Compiler Overview: Scanning and Parsing

Now that we've built a computer, and spent some time learning about assembly languages, we are going to learn about compilers. A compiler is a program that translates from one language to another. This is especially useful in the context of high level languages like Java or C. Since our hardware doesn't understand these languages, we can use a compiler to translate the high level code into assembly or machine code that can be run on our hardware.

A Compiler's Goal

A compiler's goal is to translate from one programming language (we will call this the source language) to another language (we will call this the destination language). In reality, this could be between any two different programming languages, but often times compilers are used to generate executable machine code from a higher level programming language.

Specifically in this course, our compiler will translate from Jack, a high level language similar to Java, to our Hack assembly language. This will give us the capability to write programs with neat features like if-statements and loops that can be compiled, assembled, and run on the computer you built!

In order to translate between two languages, the compiler must first understand what the original program in the source language means, and then be able to translate that meaning into an equivalent program in the destination language. As we will see, this is no easy task!! By writing a compiler, you are essentially writing a computer program that understands other computer programs, something that may be simulataneously confusing and exciting.

The Parts of a Compiler

The goal for the next two readings is to give a high level overview of all of the different parts of the compiler. This will hopefully place all of the details we will talk about over the next few weeks in context of our larger goal.

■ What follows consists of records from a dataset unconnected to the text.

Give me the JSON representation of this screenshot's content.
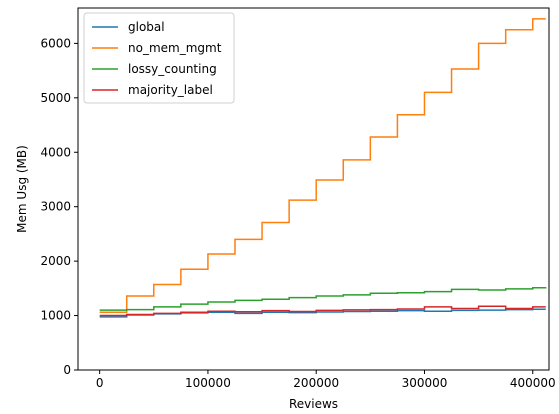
{
  "chart_data": {
    "type": "line",
    "title": "",
    "xlabel": "Reviews",
    "ylabel": "Mem Usg (MB)",
    "xlim": [
      -20000,
      415000
    ],
    "ylim": [
      0,
      6650
    ],
    "xticks": [
      0,
      100000,
      200000,
      300000,
      400000
    ],
    "xtick_labels": [
      "0",
      "100000",
      "200000",
      "300000",
      "400000"
    ],
    "yticks": [
      0,
      1000,
      2000,
      3000,
      4000,
      5000,
      6000
    ],
    "ytick_labels": [
      "0",
      "1000",
      "2000",
      "3000",
      "4000",
      "5000",
      "6000"
    ],
    "grid": false,
    "legend_position": "upper-left",
    "step": true,
    "series": [
      {
        "name": "global",
        "color": "#1f77b4",
        "x": [
          0,
          25000,
          50000,
          75000,
          100000,
          125000,
          150000,
          175000,
          200000,
          225000,
          250000,
          275000,
          300000,
          325000,
          350000,
          375000,
          400000,
          412000
        ],
        "y": [
          975,
          1010,
          1030,
          1050,
          1060,
          1040,
          1060,
          1055,
          1065,
          1075,
          1080,
          1090,
          1080,
          1095,
          1100,
          1110,
          1115,
          1115
        ]
      },
      {
        "name": "no_mem_mgmt",
        "color": "#ff7f0e",
        "x": [
          0,
          25000,
          50000,
          75000,
          100000,
          125000,
          150000,
          175000,
          200000,
          225000,
          250000,
          275000,
          300000,
          325000,
          350000,
          375000,
          400000,
          412000
        ],
        "y": [
          1060,
          1360,
          1570,
          1850,
          2130,
          2400,
          2710,
          3120,
          3490,
          3860,
          4280,
          4690,
          5100,
          5530,
          6000,
          6250,
          6450,
          6450
        ]
      },
      {
        "name": "lossy_counting",
        "color": "#2ca02c",
        "x": [
          0,
          25000,
          50000,
          75000,
          100000,
          125000,
          150000,
          175000,
          200000,
          225000,
          250000,
          275000,
          300000,
          325000,
          350000,
          375000,
          400000,
          412000
        ],
        "y": [
          1100,
          1110,
          1160,
          1210,
          1250,
          1280,
          1300,
          1330,
          1360,
          1380,
          1410,
          1420,
          1440,
          1480,
          1470,
          1490,
          1510,
          1520
        ]
      },
      {
        "name": "majority_label",
        "color": "#d62728",
        "x": [
          0,
          25000,
          50000,
          75000,
          100000,
          125000,
          150000,
          175000,
          200000,
          225000,
          250000,
          275000,
          300000,
          325000,
          350000,
          375000,
          400000,
          412000
        ],
        "y": [
          1000,
          1020,
          1040,
          1060,
          1080,
          1070,
          1090,
          1075,
          1095,
          1105,
          1110,
          1120,
          1160,
          1130,
          1170,
          1130,
          1160,
          1160
        ]
      }
    ]
  }
}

The specific steps of the compiler that we will talk about in this course are:

Example: Arithmetic to Assembly

For the different steps of the compiler, we will use an example of attempting to compile an arithmetic language into equivalent Hack assembly. Our arithmetic language won't be formally defined for this example, but it generally consists of constants (e.g. 0 1 2 etc.), simple mathematical operations (e.g. + - * /), and variables (e.g. x or y, though we will ignore variable assignment for this example).

Specifically, we will attempt to convert the following arithmetic expression into Hack assembly:

x + 2 * (y + 4)

Scanning

Input: Raw text/code of source language

Output: Stream of program tokens

From our computer's perspective, the file containing the source language is just a stream of characters. The purpose of scanning is to identify important chunks or tokens within that stream of characters, and remove anything that doesn't contribute to the program's meaning.

Tokens are the building blocks of a language definition. They are each a standalone piece from which you can form different programs, and each programming language has its own definition of tokens. For our arithmetic language, a few examples (but not all of) our tokens might be:

Notice how each token conveys meaning within our program. The scanner will not produce tokens for things that don't convey semantic information about what our program does, such as whitespace and comments (both of which help humans read the code file but don't contain any behavioral information).

After scanning, the compiler will produce a list of tokens for the raw text file. For our example, this might look something like:

VAR(x) PLUS CONST(2) MULT LPAREN VAR(y) PLUS CONST(4) RPAREN

Notice how some tokens, like VAR and CONST, have the specific constant or variable used attached to them. This is because distinguishing between the variable x and the variable y is very important to the meaning of our program.

Parsing

Input: Stream of program tokens

Output: Abstract syntax tree (see below for definition)

Our stream of tokens is an important step into determining the meaning of our program, but it doesn't encode any ordering or grouping of tokens very well. For instance, how do we encode that multiplication should take precedence over addition?

In order to better encode the grouping and ordering of our tokens, most compilers make use of abstract syntax trees, or ASTs for short. An AST is a tree structure very similar to the binary trees you may have come across in earlier courses. In ASTs, there are nodes, which usually represent some feature of the language, and there are children of those nodes, which usually represent nested parts of the feature.

For example, in our AST, we would likely have a node for +, with two children, one for the left expression and one for the right expression. Note that the expressions are defined generally. They could be any other expression in our language, including another +! This allows us to recursively build an AST that can represent any program, which makes them very powerful tools.

Our example AST would likely look like the following:

PLUS Node:
left:   VAR(x)
right:  MULT NODE
        left:   CONST(2)
        right:  PLUS NODE
                left: VAR(y)
                right: CONST(2)

By executing the lowest nodes first and ending with the highest node, we can now see how our AST encodes our program's grouping/meaning better! For example, we can see that we execute 2 * (y + 4) before we add to x, and that we execute y + 4 before we multiply by 2.

You'll also notice that we lost some of the tokens from our token stream. Since our AST encodes meaning/groupings, some tokens become redundant. While the parentheses were super important for determining ordering in a token stream, they are not important in the AST (and are consequently omitted).

As stated earlier, ASTs are powerful structures. In lecture we will learn more about how to build them from a stream of tokens, as well as how to use them to do code analysis and generation.

The Road Ahead

In lecture we will go into more detail about the scanner and parser, and the following reading/lecture will talk about code analysis and code generation. This will build towards Project 7, where you will actually have a chance to implement the code generation portion of a compiler!